# Energy required to kick a planet orbiting the Sun from an elliptical to a parabolic path

I am trying to solve the following problem from Goldstein's Classical Mechanics:

A planet of mass $M$ is in orbit of eccentricity $e=1-\alpha$ where $\alpha<<1$, about the Sun. Assume that the motion of the Sun can be neglected and only gravitational forces act. When the planet is at its greatest distance from the Sun, it is struck by a comet of mass $m$, where $m<<M$, traveling in a tangential direction. Assuming the collision is completely inelastic, find the minimum kinetic energy the comet must have to change the new orbit to a parabola.

My reasoning:

Using the conservation of energy equation, we can find the energy of the planet in its elliptical orbit. Since the motion is purely tangential at this point, we have $$E = \frac{1}{2}M(r\dot\theta)^2 - \frac{k}{r}$$ Because it is an ellipse, we have $E<0$. Therefore, the energy the comet should have is $-E$ (since for a parabola, $E=0$), $$E_{comet}=\frac{k}{r}-\frac{1}{2}m(r\dot\theta)^2$$

All that now remains is to simplify the expression for $E_{comet}$ in accordance with the given data. Am I correct in my general reasoning?

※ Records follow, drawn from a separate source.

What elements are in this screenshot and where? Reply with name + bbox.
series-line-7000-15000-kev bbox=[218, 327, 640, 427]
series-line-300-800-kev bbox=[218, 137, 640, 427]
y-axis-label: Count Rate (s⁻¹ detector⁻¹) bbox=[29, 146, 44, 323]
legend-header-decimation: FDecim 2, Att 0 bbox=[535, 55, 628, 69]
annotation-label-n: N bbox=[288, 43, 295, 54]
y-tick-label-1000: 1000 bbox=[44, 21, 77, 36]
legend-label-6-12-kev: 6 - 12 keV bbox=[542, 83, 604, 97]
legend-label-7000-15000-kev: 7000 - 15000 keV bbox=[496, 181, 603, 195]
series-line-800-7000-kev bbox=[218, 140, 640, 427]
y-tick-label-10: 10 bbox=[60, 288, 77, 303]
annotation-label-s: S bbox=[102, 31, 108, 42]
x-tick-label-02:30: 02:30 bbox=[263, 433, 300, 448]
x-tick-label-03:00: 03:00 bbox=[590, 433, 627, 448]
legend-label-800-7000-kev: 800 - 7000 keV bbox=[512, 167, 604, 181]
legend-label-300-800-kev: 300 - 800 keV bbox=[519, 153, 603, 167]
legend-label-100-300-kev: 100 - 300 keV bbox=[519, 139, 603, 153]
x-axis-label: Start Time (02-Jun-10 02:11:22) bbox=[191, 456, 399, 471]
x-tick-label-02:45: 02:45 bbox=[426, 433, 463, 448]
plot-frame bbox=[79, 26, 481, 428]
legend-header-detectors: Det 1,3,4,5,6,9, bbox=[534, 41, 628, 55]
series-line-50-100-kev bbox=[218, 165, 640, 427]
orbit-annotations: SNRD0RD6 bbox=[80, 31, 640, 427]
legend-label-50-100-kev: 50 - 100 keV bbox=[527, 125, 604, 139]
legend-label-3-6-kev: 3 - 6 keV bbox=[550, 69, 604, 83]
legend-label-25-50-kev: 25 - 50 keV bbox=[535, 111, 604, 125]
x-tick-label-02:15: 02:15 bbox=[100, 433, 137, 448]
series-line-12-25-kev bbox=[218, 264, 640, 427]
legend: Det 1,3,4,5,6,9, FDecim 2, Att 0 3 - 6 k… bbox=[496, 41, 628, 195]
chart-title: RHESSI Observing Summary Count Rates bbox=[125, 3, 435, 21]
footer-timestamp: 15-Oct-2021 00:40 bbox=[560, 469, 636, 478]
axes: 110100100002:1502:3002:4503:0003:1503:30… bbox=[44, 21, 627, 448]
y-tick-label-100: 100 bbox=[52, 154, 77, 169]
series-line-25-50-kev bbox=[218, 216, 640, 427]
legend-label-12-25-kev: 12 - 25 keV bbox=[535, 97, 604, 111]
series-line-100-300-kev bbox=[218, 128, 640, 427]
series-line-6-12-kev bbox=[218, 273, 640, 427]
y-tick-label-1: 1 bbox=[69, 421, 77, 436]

The orbital energy of two bodies is defined as the energy required to separate them to infinite distance: $$E = E_1 + E_2= \mu \frac{v^2}{2} - \frac{ G m_1 m_2 }{ r } = \mu \left( \frac{v^2}{2} - \frac{ G m_2 }{ r } - \frac{ G m_1 }{ r }\right) = - \frac{ G m_1 m_2 }{ 2 a } = - \frac{ G m_1 m_2 (1+e) }{ 2 d }$$ where: $\mu$ is the reduced mass, v is the relative (heliocentric) velocity, r is the relative separation, a is the semimajor axis, and d is the apoapsis distance. $E_1$ is the amount of energy applied to the 1st body, and $E_2$ is the amount of energy applied to the 2nd body.
So the energy necessary to knock a planet into a parabolic (escape) orbit is: $$\Delta\text{energy} = \frac{ G m_\text{sun} \, m_\text{planet}(1+e) }{ 2 d } = \frac{ G m_\text{sun} \, m_\text{planet} }{ 2 a }$$
Notice that the energy in your first equation is the energy of the planet ($E_2$) with respect to the center of mass of the system. An additional non-negligible amount of energy ($E_1$) is required to knock the Sun into a parabolic orbit. Also note that the r in your equations is defined as the barycentric speed of the planet (not the heliocentric speed).